I felt a prickle of heat on my neck and said, “What do you mean, cover your back?”
“It’s a con. One hour after the kidnapper sent the pictures of Caroline to the FBI, he also contacted me on a secure email system and told me the train station is a decoy. He sent me the same photos of Caroline and a demand for ten mi
llion. It’s good proof of life. The photos are definitely Caroline and they are recent. The exchange goes down tonight – same time as the FBI are chasing their tails in the train station, I’ll be dropping the money off at the real location. The kidnapper doesn’t want to get arrested – he wants the feds and the cops miles away from the real drop. He’s smart. The feds want to capture the kidnapper and take Caroline alive – in that order. My daughter is not their priority, they want their arrest. I want my daughter back – I’m not interested in anything else.”
His voice had just about held together, but the more he talked the heavier it sounded, like there was a tidal wave of desperation and fear that he was holding in check.
“You have any idea who might have taken her?”
“No. I’ve dealt with kidnappers all over the world, it could be any of them or none of them. There’s no clear MO here. But it doesn’t matter who took her, you’re going to help me con the feds and the NYPD so I can get my daughter back alive. I’ve played this game many times, all over the world. I know how to retrieve a hostage – alive. The only way it works is with one man, no police and a bag full of cash. She’s my daughter and I’m calling the shots. Thing is, I don’t have ten million. I’ve only got two,” he said.
“So where are you going to get the ransom?” I said, and instantly felt that was a question I shouldn’t have asked.

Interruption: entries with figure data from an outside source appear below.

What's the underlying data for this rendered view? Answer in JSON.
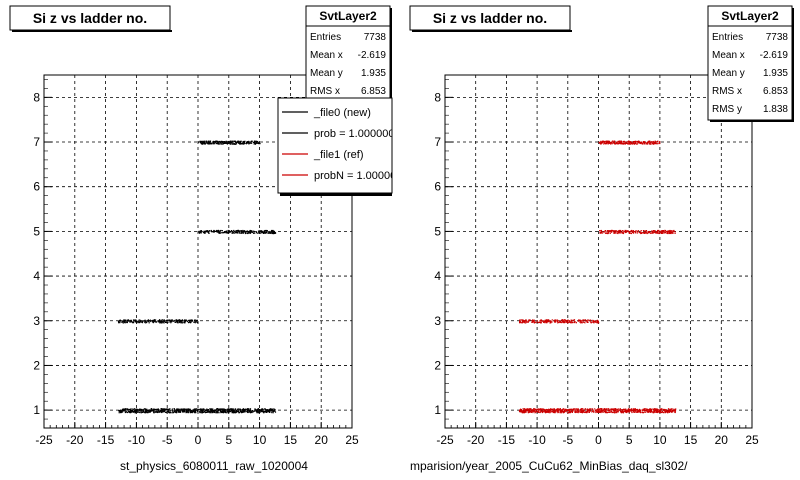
{
  "chart_data": [
    {
      "type": "scatter",
      "title": "Si z vs ladder no.",
      "xlabel": "st_physics_6080011_raw_1020004",
      "ylabel": "",
      "xlim": [
        -25,
        25
      ],
      "ylim": [
        0.6,
        8.5
      ],
      "xticks": [
        -25,
        -20,
        -15,
        -10,
        -5,
        0,
        5,
        10,
        15,
        20,
        25
      ],
      "yticks": [
        1,
        2,
        3,
        4,
        5,
        6,
        7,
        8
      ],
      "grid": true,
      "marker_color": "#000000",
      "stats": {
        "name": "SvtLayer2",
        "rows": [
          {
            "label": "Entries",
            "value": "7738"
          },
          {
            "label": "Mean x",
            "value": "-2.619"
          },
          {
            "label": "Mean y",
            "value": "1.935"
          },
          {
            "label": "RMS x",
            "value": "6.853"
          }
        ]
      },
      "legend": {
        "entries": [
          {
            "label": "_file0 (new)",
            "color": "#000000"
          },
          {
            "label": "prob = 1.000000",
            "color": "#000000"
          },
          {
            "label": "_file1 (ref)",
            "color": "#cc0000"
          },
          {
            "label": "probN = 1.000000",
            "color": "#cc0000"
          }
        ]
      },
      "bands": [
        {
          "y": 1,
          "xmin": -13,
          "xmax": 12.5,
          "density": "high"
        },
        {
          "y": 3,
          "xmin": -13,
          "xmax": 0,
          "density": "medium"
        },
        {
          "y": 5,
          "xmin": 0,
          "xmax": 12.5,
          "density": "medium"
        },
        {
          "y": 7,
          "xmin": 0,
          "xmax": 10,
          "density": "medium"
        }
      ]
    },
    {
      "type": "scatter",
      "title": "Si z vs ladder no.",
      "xlabel": "mparision/year_2005_CuCu62_MinBias_daq_sl302/",
      "ylabel": "",
      "xlim": [
        -25,
        25
      ],
      "ylim": [
        0.6,
        8.5
      ],
      "xticks": [
        -25,
        -20,
        -15,
        -10,
        -5,
        0,
        5,
        10,
        15,
        20,
        25
      ],
      "yticks": [
        1,
        2,
        3,
        4,
        5,
        6,
        7,
        8
      ],
      "grid": true,
      "marker_color": "#cc0000",
      "stats": {
        "name": "SvtLayer2",
        "rows": [
          {
            "label": "Entries",
            "value": "7738"
          },
          {
            "label": "Mean x",
            "value": "-2.619"
          },
          {
            "label": "Mean y",
            "value": "1.935"
          },
          {
            "label": "RMS x",
            "value": "6.853"
          },
          {
            "label": "RMS y",
            "value": "1.838"
          }
        ]
      },
      "bands": [
        {
          "y": 1,
          "xmin": -13,
          "xmax": 12.5,
          "density": "high"
        },
        {
          "y": 3,
          "xmin": -13,
          "xmax": 0,
          "density": "medium"
        },
        {
          "y": 5,
          "xmin": 0,
          "xmax": 12.5,
          "density": "medium"
        },
        {
          "y": 7,
          "xmin": 0,
          "xmax": 10,
          "density": "medium"
        }
      ]
    }
  ]
}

“My insurers are sending the ten million. I contacted them privately. The feds think the insurance company are bringing two million. When the insurance bondsman arrives, I’m going to bring him in here, alone, stick my gun in his face and take him hostage. I’ll tie him up and keep him here. I know the man, so I don’t want to hurt him if I don’t have to. I’ll give the feds my two million and wave them goodbye – then I’ll go get Caroline. I will get her back. And when I do, I’ll be arrested for kidnapping and perverting the course of justice. The FBI have an unwritten rule not to prosecute families who pay ransom. But I’m doing a lot more than that. I’m committing a felony kidnap and colluding with the people who have my daughter to help them evade capture. There’s no other way to put it. They will prosecute me for this – you’re going to defend me. Also, I’m breaking my contract with my insurers. There’s a clause that the ransom becomes repayable, in full, immediately, if I refuse to co-operate with law enforcement.”